Pursuant to M.G.L. c. 6, s. 176N, the Board is required to provide “a list of the specific criminal convictions that are directly related to the duties and responsibilities for the licensed occupation that may disqualify an applicant from eligibility for a license.” The Board has determined that no type of conviction, on its own, automatically disqualifies an applicant from obtaining a license to practice as a podiatrist. However, relevant factors, such as the nature of the conviction, the conviction being very recent, the applicant having a history of other criminal convictions, or the conviction involving aggravating factors (such as a crime being associated with substance abuse issues, the crime being part of a pattern of violence, the matter leading to a level 3 Sex Offender designation, etc.) might justify denying a license to an otherwise eligible candidate.
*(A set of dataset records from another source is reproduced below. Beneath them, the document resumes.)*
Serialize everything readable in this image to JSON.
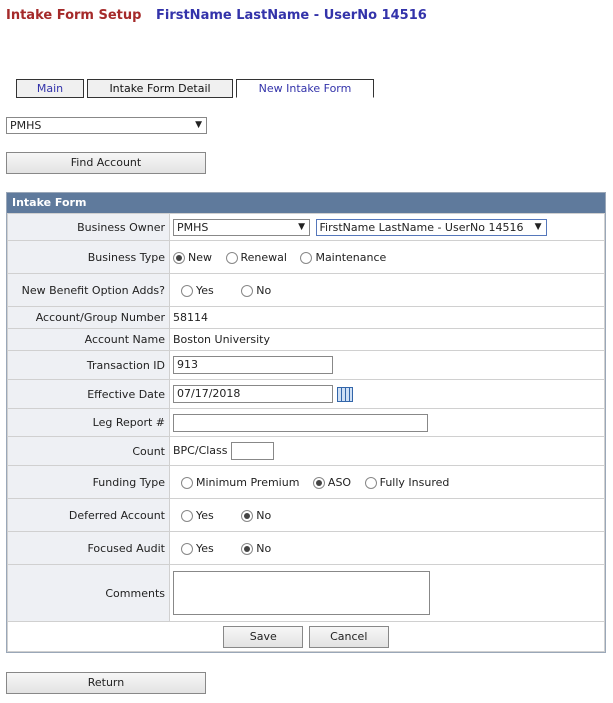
{
  "header": {
    "title": "Intake Form Setup",
    "user": "FirstName LastName - UserNo 14516"
  },
  "tabs": [
    {
      "label": "Main"
    },
    {
      "label": "Intake Form Detail"
    },
    {
      "label": "New Intake Form"
    }
  ],
  "top_select": {
    "value": "PMHS"
  },
  "find_button": "Find Account",
  "panel_title": "Intake Form",
  "fields": {
    "business_owner": {
      "label": "Business Owner",
      "select1": "PMHS",
      "select2": "FirstName LastName - UserNo 14516"
    },
    "business_type": {
      "label": "Business Type",
      "options": [
        "New",
        "Renewal",
        "Maintenance"
      ],
      "selected": "New"
    },
    "benefit_adds": {
      "label": "New Benefit Option Adds?",
      "options": [
        "Yes",
        "No"
      ],
      "selected": ""
    },
    "account_number": {
      "label": "Account/Group Number",
      "value": "58114"
    },
    "account_name": {
      "label": "Account Name",
      "value": "Boston University"
    },
    "transaction_id": {
      "label": "Transaction ID",
      "value": "913"
    },
    "effective_date": {
      "label": "Effective Date",
      "value": "07/17/2018"
    },
    "leg_report": {
      "label": "Leg Report #",
      "value": ""
    },
    "count": {
      "label": "Count",
      "sub_label": "BPC/Class",
      "value": ""
    },
    "funding_type": {
      "label": "Funding Type",
      "options": [
        "Minimum Premium",
        "ASO",
        "Fully Insured"
      ],
      "selected": "ASO"
    },
    "deferred_account": {
      "label": "Deferred Account",
      "options": [
        "Yes",
        "No"
      ],
      "selected": "No"
    },
    "focused_audit": {
      "label": "Focused Audit",
      "options": [
        "Yes",
        "No"
      ],
      "selected": "No"
    },
    "comments": {
      "label": "Comments",
      "value": ""
    }
  },
  "buttons": {
    "save": "Save",
    "cancel": "Cancel",
    "return": "Return"
  }
}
As a result, any conviction could lead to a license denial. This includes ALL the crimes listed on the Master Crime List issued by the Massachusetts Sentencing Commission and found at this link:

An applicant with a criminal conviction or open criminal charges must be reviewed by the Board prior to obtaining licensure. Factors that the Board considers in determining an applicant’s suitability for licensure may include, but not be limited to the following:

(a) the requirements of public protection, as determined by the Board;
(b) the relationship between practicing as a podiatrist and public protection;
(c) the time since the conviction;
(d) the age of the applicant at the time of the offense(s);
(e) the seriousness and specific circumstances of the offense(s);
(f) the number of offenses;
(g) whether the applicant has pending charges;
(h) any relevant evidence of rehabilitation or lack thereof;
(i) the submission of false information on an application for licensure and/or failure to provide required notification of new information;
(j) any other relevant information, including information submitted by the applicant or requested by the Board.

If the Board is inclined to make an adverse decision based on the results of a CORI check, the applicant must be notified immediately. The applicant shall be provided with a copy of this policy, the DPL CORI policy, a copy of the CORI, and the source(s) of the CORI. The applicant must then be provided with an opportunity to dispute the accuracy of the CORI. The applicant must also be provided a copy of DCJIS’ Information Concerning the Process for Correcting a Criminal Record. It shall be the burden of the applicant challenging the accuracy of CORI to provide a corrected CORI or certified court records to show that the original CORI was inaccurate.

The applicant will be notified of the Board’s decision regarding the applicant’s suitability for licensure and the basis for it in a timely manner. The applicant must also be notified of any hearing rights pursuant to the standard denial of licensure process and the DPL policy on CORI.